Like the authors of the Nature Reviews Earth & Environment paper, the scientists behind a recent study for the journal Proceedings of the National Academy of Science (PNAS) used decades of data about sea ice to project future conditions. This time, though, the authors focused on the Antarctic, and their goal is to anticipate the proliferation of polynyas, or pockets of open water that can exist within sea ice. Led by researchers from the University of Otago, the authors were surprised to discover a dramatic increase in the area of polynyas around Antarctica. At this rate, coastal animals and plants may one day move onto the continent itself.
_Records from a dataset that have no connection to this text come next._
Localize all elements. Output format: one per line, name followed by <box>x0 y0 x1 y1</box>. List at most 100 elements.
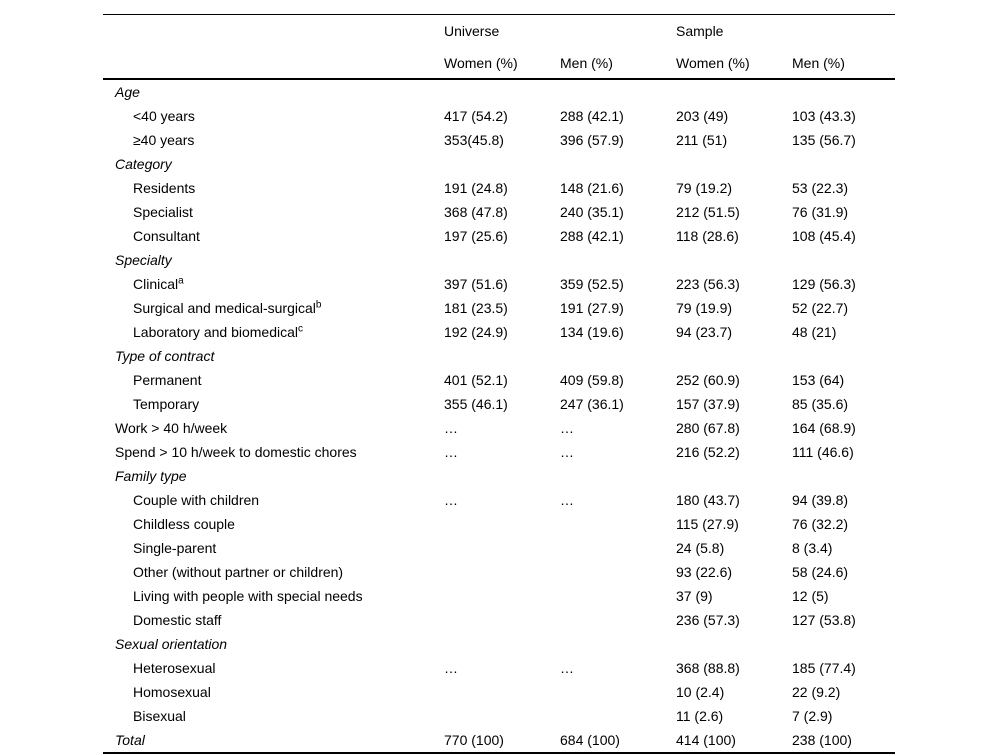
data-cell: 12 (5) <box>792 588 829 604</box>
group-header-sample: Sample <box>676 23 724 39</box>
group-header-universe: Universe <box>444 23 500 39</box>
data-cell: 223 (56.3) <box>676 276 740 292</box>
table-row: Childless couple 115 (27.9) 76 (32.2) <box>103 512 895 536</box>
data-cell <box>444 560 560 584</box>
table-row: Specialist 368 (47.8) 240 (35.1) 212 (51.5)… <box>103 200 895 224</box>
data-cell: 58 (24.6) <box>792 564 849 580</box>
table-row: Heterosexual … … 368 (88.8) 185 (77.4) <box>103 656 895 680</box>
header-spacer <box>103 47 444 80</box>
group-header-row: Universe Sample <box>103 15 895 48</box>
data-cell <box>560 512 676 536</box>
data-cell: 8 (3.4) <box>792 540 833 556</box>
data-cell <box>444 464 560 488</box>
data-cell <box>444 344 560 368</box>
data-cell <box>444 704 560 728</box>
table-row: Family type <box>103 464 895 488</box>
data-cell <box>444 248 560 272</box>
data-cell: 368 (47.8) <box>444 204 508 220</box>
table-row: Spend > 10 h/week to domestic chores … … 21… <box>103 440 895 464</box>
table-row: Specialty <box>103 248 895 272</box>
row-label: Work > 40 h/week <box>115 420 228 436</box>
row-label: Consultant <box>133 228 200 244</box>
table-row: Homosexual 10 (2.4) 22 (9.2) <box>103 680 895 704</box>
data-cell: … <box>560 420 574 436</box>
data-cell: 24 (5.8) <box>676 540 725 556</box>
row-label: Spend > 10 h/week to domestic chores <box>115 444 357 460</box>
data-cell: 11 (2.6) <box>676 708 724 724</box>
data-cell: 355 (46.1) <box>444 396 508 412</box>
table-row: Permanent 401 (52.1) 409 (59.8) 252 (60.9) 1… <box>103 368 895 392</box>
data-cell: 203 (49) <box>676 108 729 124</box>
data-cell <box>560 464 676 488</box>
data-cell: 396 (57.9) <box>560 132 624 148</box>
table-row: Consultant 197 (25.6) 288 (42.1) 118 (28.6)… <box>103 224 895 248</box>
data-cell: 252 (60.9) <box>676 372 740 388</box>
table-row: Type of contract <box>103 344 895 368</box>
data-cell <box>560 704 676 728</box>
data-cell: 359 (52.5) <box>560 276 624 292</box>
data-cell: 770 (100) <box>444 732 504 748</box>
row-label: ≥40 years <box>133 132 195 148</box>
data-cell: 216 (52.2) <box>676 444 740 460</box>
data-cell: 129 (56.3) <box>792 276 856 292</box>
data-cell: 684 (100) <box>560 732 620 748</box>
table-row: Age <box>103 79 895 104</box>
data-cell: 197 (25.6) <box>444 228 508 244</box>
row-label: Couple with children <box>133 492 260 508</box>
data-cell: 238 (100) <box>792 732 852 748</box>
data-cell <box>444 584 560 608</box>
row-label: Total <box>115 732 145 748</box>
data-cell: 93 (22.6) <box>676 564 733 580</box>
data-cell <box>676 464 792 488</box>
data-cell: 397 (51.6) <box>444 276 508 292</box>
row-label: Bisexual <box>133 708 186 724</box>
table-row: Temporary 355 (46.1) 247 (36.1) 157 (37.9) 8… <box>103 392 895 416</box>
data-cell: 414 (100) <box>676 732 736 748</box>
column-header-row: Women (%) Men (%) Women (%) Men (%) <box>103 47 895 80</box>
col-header-sample-men: Men (%) <box>792 47 895 80</box>
table-row: Work > 40 h/week … … 280 (67.8) 164 (68.9) <box>103 416 895 440</box>
data-cell: 48 (21) <box>792 324 837 340</box>
row-label: <40 years <box>133 108 195 124</box>
row-label: Category <box>115 156 172 172</box>
table-row: Domestic staff 236 (57.3) 127 (53.8) <box>103 608 895 632</box>
data-cell: 76 (32.2) <box>792 516 849 532</box>
footnote-marker: c <box>298 323 303 335</box>
data-cell <box>444 512 560 536</box>
data-cell: 85 (35.6) <box>792 396 849 412</box>
data-cell: 417 (54.2) <box>444 108 508 124</box>
row-label: Specialist <box>133 204 193 220</box>
table-row: Other (without partner or children) 93 (2… <box>103 560 895 584</box>
data-cell: 37 (9) <box>676 588 713 604</box>
row-label: Living with people with special needs <box>133 588 363 604</box>
table-row: Living with people with special needs 37 … <box>103 584 895 608</box>
row-label: Residents <box>133 180 196 196</box>
data-cell: 118 (28.6) <box>676 228 739 244</box>
data-cell: 108 (45.4) <box>792 228 856 244</box>
row-label: Homosexual <box>133 684 211 700</box>
demographics-table: Universe Sample Women (%) Men (%) Women … <box>103 14 895 754</box>
data-cell: 185 (77.4) <box>792 660 856 676</box>
data-cell <box>560 79 676 104</box>
row-label: Sexual orientation <box>115 636 228 652</box>
data-cell: 401 (52.1) <box>444 372 508 388</box>
data-cell: 288 (42.1) <box>560 228 624 244</box>
data-cell: 181 (23.5) <box>444 300 508 316</box>
row-label: Family type <box>115 468 187 484</box>
data-cell <box>676 152 792 176</box>
data-cell <box>444 680 560 704</box>
data-cell: 22 (9.2) <box>792 684 841 700</box>
header-spacer <box>103 15 444 48</box>
table-row: Residents 191 (24.8) 148 (21.6) 79 (19.2) 53… <box>103 176 895 200</box>
row-label: Specialty <box>115 252 172 268</box>
row-label: Temporary <box>133 396 200 412</box>
table-row: Clinicala 397 (51.6) 359 (52.5) 223 (56.3) 1… <box>103 272 895 296</box>
row-label: Childless couple <box>133 516 235 532</box>
data-cell: … <box>560 660 574 676</box>
row-label: Heterosexual <box>133 660 216 676</box>
data-cell: … <box>444 492 458 508</box>
table-row: Category <box>103 152 895 176</box>
data-cell: 157 (37.9) <box>676 396 740 412</box>
data-cell <box>444 79 560 104</box>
This is not entirely due to climate change. Some of it appears to be caused by cyclical factors, and could be fueled by phenomena such as the interactions between the Amundsen Sea Low and Southern Annular Mode. Yet the planet's ongoing warming — which is primarily caused by humans burning fossil fuels — is without question a factor too.

“Recent record low Antarctic sea ice coverage has been linked with ocean warming,” co-author Dr Ariaan Purich, a scientist at Monash University in Australia who studies ocean-atmosphere interactions, said in a press statement. “In coastal environments, large-scale atmospheric variability and trends can interact with changing ocean conditions to shape the extent of sea ice. These findings give us exciting insights that will help us predict coastal sea ice coverage in the future.”

In the study itself, the authors acknowledge that the "specific drivers remain unknown," yet emphasize that because climate change could put humanity in a "new age of Antarctic sea ice," advanced knowledge of both the cycle and the consequences of human activity "will, in turn, lead to more accurate predictions of environmental change, and its implications for Antarctic ecosystems."

Finally, there is another study from PNAS, this one about how Arctic sea life has responded to the loss of 1 million square kilometers of sea ice over the past 25 years. Specifically, the authors studied the seafloor for so-called "benthic primary producers (BPPs)," or the microalgae, macroalgae and seagrasses that are essential to Arctic ecosystems but were nonetheless previously poorly studied. "Primary production" is a term for the process through which some life forms create energy by absorbing organic compounds from the atmosphere, such as through sunlight. Although the scientists thought that the seafloor-dwelling primary producers might flourish in the warmer ocean waters caused by climate change, this did not prove to be the case.

"Microalgal benthic primary production has increased in only a few shelf regions despite substantial sea ice loss over the past 20 [years] as higher solar irradiance in the ice-free ocean is counterbalanced by reduced water transparency," the authors write. "This suggests complex impacts of climate change on Arctic light availability and marine primary production."

The reason they were surprised is that, although primary producers on the seafloor might theoretically benefit from climate change causing more heat, that is more than offset by how sediments, dissolved substances in the water and phytoplankton absorb all of that sunlight first. They can do this because the water is more transparent than before.

“Our study suggests that the impacts of climate change on sunlight availability and primary production in the Arctic Ocean are complex," co-author Dr. Karl Attard, a marine scientist and Assistant Professor at the Department of Biology in the University of Southern Denmark, said in a press statement. "Additionally, as the Arctic Ocean continues to warm, we may witness more species migrating from lower latitudes, potentially leading to a more productive marine environment than what exists today — at the cost of losing what is special for the Arctic."